Bom, isso serve apenas para tentar entender qual é o modelo aplicado aos serviços públicos, onde encaixam-se aí a energia elétrica, água e gás encanado e, por quê não considerar, a distribuição da internet.

Levemos o restaurante a quilo para este universo. Se as operadoras de internet (e a Antatel) defendem cobrança adicional para um maior consumo, isto significa que eu pagarei menos quando tiver menor consumo?

Estou sendo cobrado de forma variável em função do meu consumo ou estão apenas querendo vender uma experiência ilimitada contraditoriamente atrelada a limites?

A propósito, terei 100% da velocidade contratada ao invés dos “rigorosos” 40% permitidos pela Anatel?

Dois modelos comerciais protagonizam a migração das transações: cada vez mais a ‘posse’ (aquisição de um bem, com depreciação ao longo do tempo e custo de manutenção) perde espaço para o ‘uso’ (utilização sob demanda de um bem – ou serviço).
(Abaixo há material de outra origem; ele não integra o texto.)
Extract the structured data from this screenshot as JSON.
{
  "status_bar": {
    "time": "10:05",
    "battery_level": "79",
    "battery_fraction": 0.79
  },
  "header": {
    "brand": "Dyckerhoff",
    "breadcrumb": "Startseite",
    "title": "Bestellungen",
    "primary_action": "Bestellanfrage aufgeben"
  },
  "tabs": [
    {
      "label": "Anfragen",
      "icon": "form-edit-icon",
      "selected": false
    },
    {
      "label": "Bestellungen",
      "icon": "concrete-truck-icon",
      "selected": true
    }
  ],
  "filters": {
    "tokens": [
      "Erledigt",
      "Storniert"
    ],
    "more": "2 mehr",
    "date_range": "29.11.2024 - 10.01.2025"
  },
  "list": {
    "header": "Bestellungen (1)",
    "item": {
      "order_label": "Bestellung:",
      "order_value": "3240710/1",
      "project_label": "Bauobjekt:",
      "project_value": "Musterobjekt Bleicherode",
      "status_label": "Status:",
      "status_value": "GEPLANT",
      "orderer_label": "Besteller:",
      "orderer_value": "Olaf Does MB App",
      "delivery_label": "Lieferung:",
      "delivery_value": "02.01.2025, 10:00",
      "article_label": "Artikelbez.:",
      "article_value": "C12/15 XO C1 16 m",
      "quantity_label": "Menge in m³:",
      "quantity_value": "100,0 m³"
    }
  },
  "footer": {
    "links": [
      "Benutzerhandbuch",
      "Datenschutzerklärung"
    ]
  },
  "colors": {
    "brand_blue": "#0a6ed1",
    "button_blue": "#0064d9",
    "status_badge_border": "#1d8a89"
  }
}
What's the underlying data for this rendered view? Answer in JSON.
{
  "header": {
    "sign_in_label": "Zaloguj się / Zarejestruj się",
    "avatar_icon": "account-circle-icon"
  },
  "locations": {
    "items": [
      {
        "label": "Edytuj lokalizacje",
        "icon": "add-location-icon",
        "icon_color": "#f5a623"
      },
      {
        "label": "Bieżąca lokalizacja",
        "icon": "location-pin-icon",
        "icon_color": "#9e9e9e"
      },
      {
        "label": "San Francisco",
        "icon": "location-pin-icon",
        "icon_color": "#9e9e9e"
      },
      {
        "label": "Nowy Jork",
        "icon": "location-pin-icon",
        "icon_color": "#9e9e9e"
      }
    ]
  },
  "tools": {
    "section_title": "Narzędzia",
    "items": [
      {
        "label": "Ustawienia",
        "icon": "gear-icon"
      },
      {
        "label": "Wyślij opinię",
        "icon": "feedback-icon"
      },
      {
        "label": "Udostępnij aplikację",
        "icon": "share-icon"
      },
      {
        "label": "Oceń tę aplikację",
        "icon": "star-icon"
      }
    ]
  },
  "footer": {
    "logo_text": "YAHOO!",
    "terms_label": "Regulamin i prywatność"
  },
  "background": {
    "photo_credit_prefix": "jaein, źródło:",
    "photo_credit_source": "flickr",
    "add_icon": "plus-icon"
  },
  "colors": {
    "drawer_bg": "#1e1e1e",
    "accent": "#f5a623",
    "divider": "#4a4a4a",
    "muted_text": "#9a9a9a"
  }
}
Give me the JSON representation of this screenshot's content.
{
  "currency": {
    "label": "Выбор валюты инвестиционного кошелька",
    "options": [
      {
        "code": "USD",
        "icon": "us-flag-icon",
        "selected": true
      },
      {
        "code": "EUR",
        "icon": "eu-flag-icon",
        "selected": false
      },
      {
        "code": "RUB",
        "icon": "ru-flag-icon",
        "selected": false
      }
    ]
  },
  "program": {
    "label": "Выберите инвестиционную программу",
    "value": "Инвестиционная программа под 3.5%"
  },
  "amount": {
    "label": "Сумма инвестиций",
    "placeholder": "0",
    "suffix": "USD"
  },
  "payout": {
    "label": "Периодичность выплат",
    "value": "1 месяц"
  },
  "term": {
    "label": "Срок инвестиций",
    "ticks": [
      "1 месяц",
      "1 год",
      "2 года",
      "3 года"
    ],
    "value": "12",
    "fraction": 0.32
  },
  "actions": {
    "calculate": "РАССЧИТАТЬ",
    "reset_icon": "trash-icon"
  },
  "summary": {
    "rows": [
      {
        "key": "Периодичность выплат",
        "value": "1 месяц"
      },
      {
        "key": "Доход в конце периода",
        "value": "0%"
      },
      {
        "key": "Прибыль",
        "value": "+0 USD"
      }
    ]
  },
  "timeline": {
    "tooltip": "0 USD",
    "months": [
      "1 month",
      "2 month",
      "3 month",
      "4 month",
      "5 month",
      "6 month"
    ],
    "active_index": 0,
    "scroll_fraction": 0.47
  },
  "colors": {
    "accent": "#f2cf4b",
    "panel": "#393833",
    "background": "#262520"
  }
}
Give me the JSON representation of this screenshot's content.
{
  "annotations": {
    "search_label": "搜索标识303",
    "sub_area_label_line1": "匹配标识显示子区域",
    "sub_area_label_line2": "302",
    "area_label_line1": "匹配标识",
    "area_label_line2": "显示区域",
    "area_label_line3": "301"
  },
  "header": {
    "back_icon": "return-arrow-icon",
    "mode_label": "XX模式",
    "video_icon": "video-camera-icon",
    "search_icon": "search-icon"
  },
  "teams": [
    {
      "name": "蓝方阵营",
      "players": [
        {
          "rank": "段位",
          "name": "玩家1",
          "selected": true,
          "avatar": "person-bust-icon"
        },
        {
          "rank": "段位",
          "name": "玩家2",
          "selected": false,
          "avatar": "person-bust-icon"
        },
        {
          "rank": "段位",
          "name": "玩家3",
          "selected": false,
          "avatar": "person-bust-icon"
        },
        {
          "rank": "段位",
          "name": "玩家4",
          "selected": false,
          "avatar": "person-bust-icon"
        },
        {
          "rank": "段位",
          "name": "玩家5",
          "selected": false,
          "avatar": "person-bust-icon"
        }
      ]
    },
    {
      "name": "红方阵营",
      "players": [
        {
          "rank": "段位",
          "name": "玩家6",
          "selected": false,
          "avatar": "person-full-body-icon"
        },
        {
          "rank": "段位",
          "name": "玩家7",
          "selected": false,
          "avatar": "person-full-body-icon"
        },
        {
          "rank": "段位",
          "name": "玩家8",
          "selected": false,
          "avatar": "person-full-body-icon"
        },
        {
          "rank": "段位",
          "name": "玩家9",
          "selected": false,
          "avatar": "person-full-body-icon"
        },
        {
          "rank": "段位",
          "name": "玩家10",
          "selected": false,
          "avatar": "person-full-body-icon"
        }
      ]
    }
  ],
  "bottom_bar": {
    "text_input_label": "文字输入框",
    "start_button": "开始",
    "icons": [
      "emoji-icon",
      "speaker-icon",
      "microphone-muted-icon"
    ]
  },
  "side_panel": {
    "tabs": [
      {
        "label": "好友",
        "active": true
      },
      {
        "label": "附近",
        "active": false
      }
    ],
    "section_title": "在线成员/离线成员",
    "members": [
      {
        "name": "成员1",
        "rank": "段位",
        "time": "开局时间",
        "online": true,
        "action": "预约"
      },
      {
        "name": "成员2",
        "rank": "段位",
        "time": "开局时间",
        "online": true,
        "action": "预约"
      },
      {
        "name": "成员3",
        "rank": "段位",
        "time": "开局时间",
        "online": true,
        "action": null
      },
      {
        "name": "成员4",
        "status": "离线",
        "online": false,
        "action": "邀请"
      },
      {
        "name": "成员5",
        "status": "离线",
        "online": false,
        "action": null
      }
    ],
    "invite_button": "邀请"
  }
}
Venda seu carro e use carsharing ou pay-per-use; deixe de pagar diárias de hotel e fracione a estadia (HotelQuando.com).

Neste segundo modelo, por sua vez, o uso é feito através de pagamento recorrente para acesso ilimitado – incluindo modelos freemium – como Netflix, Spotify, XBox Live ou pagamento em função do consumo – incluindo microtransações – como energia elétrica, combustível, água, gás.

Os serviços digitais parecem ter encontrado a fórmula (inclusive financeira) para preferir a primeira opção, atribuindo valor exatamente pela ampla possibilidade de uso (“pago o Spotify porque posso ouvir quantas músicas quiser, quando quiser, sem ter que me preocupar em organizá-las”, do contrário teria que comprar individualmente no iTunes ou baixar via torrent).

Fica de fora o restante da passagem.